En su profundo mundo interior, Vladímir permanecía inmóvil, rodeado de un silencio que parecía casi tangible. La luz de las velas proyectaba sombras cálidas sobre las paredes de su aposento en Berestovo, y el aire estaba denso con el aroma de cera y libros antiguos. Fuera de la ventana, las hojas otoñales caían lentamente, como si el propio tiempo hubiera disminuido su paso para darle la oportunidad de reflexionar sobre su vida. Vladímir el Grande, gobernante de la Rus de Kiev, sentía sobre sí el peso de la responsabilidad que había cargado durante tantos años. Comenzaba a comprender que su legado no se compondría solo de victorias y logros, sino también de las heridas que había infligido a otros.

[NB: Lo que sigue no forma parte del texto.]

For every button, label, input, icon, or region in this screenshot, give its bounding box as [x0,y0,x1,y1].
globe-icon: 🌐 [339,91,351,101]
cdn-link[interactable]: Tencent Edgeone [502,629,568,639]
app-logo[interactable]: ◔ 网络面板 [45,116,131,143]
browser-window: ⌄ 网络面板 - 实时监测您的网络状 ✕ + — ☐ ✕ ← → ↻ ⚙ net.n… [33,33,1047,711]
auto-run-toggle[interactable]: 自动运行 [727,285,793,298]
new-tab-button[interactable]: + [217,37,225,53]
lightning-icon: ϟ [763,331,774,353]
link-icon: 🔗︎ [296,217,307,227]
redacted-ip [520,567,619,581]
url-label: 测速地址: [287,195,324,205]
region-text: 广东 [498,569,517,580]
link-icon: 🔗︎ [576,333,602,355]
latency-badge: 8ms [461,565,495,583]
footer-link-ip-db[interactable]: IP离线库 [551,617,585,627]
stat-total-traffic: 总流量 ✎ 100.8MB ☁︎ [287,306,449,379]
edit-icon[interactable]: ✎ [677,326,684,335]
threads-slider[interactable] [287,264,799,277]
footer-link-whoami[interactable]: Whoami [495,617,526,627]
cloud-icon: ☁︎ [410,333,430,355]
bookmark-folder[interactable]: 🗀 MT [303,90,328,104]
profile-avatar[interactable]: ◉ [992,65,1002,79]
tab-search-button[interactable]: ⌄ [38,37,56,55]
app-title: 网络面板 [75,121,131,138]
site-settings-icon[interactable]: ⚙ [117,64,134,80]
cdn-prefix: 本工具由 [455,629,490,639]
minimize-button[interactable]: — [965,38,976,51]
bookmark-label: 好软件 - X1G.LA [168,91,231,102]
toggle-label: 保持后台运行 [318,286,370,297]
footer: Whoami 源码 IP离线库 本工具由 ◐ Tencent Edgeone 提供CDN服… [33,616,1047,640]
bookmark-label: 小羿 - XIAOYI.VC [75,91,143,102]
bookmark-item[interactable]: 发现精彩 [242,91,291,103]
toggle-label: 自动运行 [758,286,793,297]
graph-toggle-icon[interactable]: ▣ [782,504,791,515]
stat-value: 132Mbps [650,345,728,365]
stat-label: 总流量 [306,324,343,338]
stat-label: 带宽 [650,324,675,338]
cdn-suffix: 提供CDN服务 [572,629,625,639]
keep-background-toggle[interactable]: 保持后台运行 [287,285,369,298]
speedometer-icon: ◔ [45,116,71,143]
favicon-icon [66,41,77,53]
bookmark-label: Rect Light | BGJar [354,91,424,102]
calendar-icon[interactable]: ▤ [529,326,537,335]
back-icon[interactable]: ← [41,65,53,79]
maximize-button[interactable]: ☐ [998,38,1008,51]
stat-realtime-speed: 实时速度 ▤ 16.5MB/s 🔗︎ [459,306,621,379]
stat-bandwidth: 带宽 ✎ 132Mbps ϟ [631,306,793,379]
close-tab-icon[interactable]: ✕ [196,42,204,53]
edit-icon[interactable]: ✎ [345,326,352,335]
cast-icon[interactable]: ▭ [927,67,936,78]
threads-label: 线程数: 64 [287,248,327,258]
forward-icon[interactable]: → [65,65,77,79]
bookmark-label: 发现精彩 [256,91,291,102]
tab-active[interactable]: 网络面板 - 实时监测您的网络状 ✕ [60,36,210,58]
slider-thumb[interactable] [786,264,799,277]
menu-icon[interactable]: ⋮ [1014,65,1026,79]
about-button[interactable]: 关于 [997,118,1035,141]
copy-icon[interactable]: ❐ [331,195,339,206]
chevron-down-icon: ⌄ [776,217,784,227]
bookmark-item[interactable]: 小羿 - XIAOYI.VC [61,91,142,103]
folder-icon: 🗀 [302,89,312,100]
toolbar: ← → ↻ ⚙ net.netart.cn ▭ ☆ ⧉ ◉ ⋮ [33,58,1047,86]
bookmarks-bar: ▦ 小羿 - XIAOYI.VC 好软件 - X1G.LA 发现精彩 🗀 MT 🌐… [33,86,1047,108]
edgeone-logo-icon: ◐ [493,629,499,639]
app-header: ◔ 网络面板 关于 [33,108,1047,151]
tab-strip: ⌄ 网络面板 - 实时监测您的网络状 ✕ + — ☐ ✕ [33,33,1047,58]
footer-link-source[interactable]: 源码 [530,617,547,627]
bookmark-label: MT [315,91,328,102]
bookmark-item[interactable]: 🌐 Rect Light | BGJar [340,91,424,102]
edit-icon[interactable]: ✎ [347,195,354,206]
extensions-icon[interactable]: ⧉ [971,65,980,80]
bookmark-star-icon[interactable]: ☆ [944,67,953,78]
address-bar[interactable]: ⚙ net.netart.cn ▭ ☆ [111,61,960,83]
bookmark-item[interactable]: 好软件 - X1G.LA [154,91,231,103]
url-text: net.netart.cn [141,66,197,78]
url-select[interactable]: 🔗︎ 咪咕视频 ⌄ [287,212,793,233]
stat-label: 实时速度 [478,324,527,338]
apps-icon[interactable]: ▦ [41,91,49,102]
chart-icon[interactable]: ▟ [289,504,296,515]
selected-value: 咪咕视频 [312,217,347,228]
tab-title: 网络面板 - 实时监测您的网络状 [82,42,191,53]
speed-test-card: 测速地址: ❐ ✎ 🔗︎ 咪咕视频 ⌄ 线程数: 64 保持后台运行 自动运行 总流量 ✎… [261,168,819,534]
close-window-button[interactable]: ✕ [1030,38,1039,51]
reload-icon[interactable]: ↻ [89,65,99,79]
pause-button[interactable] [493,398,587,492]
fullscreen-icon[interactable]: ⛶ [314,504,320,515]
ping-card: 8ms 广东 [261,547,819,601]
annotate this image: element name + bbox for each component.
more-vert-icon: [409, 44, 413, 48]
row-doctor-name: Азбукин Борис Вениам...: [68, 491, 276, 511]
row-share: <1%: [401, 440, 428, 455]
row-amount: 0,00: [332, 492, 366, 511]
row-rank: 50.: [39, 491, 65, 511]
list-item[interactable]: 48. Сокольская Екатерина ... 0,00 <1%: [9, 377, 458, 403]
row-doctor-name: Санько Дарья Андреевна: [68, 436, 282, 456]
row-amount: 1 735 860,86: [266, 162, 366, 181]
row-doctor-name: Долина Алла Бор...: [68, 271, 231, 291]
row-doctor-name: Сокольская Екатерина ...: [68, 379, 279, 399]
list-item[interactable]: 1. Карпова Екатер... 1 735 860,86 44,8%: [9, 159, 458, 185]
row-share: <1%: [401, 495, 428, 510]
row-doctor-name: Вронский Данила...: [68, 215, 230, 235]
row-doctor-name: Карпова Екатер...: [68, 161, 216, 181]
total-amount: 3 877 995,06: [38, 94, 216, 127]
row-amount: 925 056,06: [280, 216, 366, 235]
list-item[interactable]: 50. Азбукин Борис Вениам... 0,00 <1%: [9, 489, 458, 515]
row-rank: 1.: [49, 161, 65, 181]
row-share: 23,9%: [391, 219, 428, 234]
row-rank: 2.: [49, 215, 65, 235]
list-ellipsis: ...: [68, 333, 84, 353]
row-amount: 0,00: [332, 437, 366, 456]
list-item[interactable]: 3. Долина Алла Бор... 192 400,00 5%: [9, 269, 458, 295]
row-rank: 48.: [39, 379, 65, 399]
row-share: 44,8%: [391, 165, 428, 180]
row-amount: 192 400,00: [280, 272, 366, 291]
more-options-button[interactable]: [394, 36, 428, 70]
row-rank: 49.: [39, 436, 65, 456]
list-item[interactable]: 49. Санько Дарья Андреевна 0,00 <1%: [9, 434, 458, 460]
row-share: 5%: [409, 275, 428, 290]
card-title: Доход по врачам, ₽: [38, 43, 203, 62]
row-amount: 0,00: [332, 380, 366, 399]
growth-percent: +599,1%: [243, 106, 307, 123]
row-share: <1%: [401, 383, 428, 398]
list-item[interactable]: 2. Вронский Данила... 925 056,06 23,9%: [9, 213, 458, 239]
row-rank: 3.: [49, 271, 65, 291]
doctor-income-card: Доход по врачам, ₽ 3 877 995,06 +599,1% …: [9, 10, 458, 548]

Su mirada se desplazaba por las paredes, donde colgaban espadas y otros trofeos, símbolos de su poder y grandeza. Cada objeto era testigo de una historia, de una batalla o de una decisión particular. Pero hoy no le despertaban orgullo; al contrario, le recordaban el precio que había pagado por todo ello. Pensaba en su hermano Yaropolk y en la pregunta que lo había inquietado durante tantos años: ¿podría haber actuado de otra manera? ¿Existía un camino hacia el poder que no implicara derramamiento de sangre?
Vladímir también reflexionaba sobre el bautismo de la Rus de Kiev. Recordaba los rostros de la gente que miraba las aguas del Dniéper con esperanza y miedo al recibir la nueva fe. Pero, ¿todos la aceptaron de corazón? ¿Fue una verdadera conversión o solo un acto político para consolidar su autoridad? Sabía que muchos resistieron los cambios, y eso lo preocupaba.
Al pensar en sus hijos, especialmente en Yarosláv, Vladímir sentía emociones encontradas. ¿Podrán continuar su obra? ¿Serán gobernantes sabios y justos? Veía en ellos tanto su propia sabiduría como su crueldad, y eso lo llenaba de temor.
Su mano se extendió inconscientemente hacia el tridente que reposaba sobre la mesa frente a él. Era un símbolo simple, pero se había convertido en emblema de su poder y autoridad. ¿Qué significaba realmente? ¿Era de verdad un símbolo de unión y fuerza, o solo un reflejo de sus propias ambiciones?
El sol ya se estaba poniendo, lanzando los últimos rayos a través de la ventana. Estos iluminaban su rostro, en el que el tiempo había esculpido profundas arrugas. Cada una de ellas era testigo de una decisión o evento particular. Vladímir sentía la cercanía del final de su camino vital y deseaba comprender si había sido correcto.
Sabía que dejaba tras de sí un estado poderoso, una nueva fe y tierras unidas. Pero la pregunta más importante seguía abierta: ¿deja también la paz en los corazones de su pueblo? ¿Proveerá respuestas a las preguntas que él mismo se había formulado a lo largo de su vida?
En ese silencio, Vladímir no buscaba la verdad absoluta, que no existe, sino la tranquilidad con lo que ya había hecho y lo que dejaría tras de sí.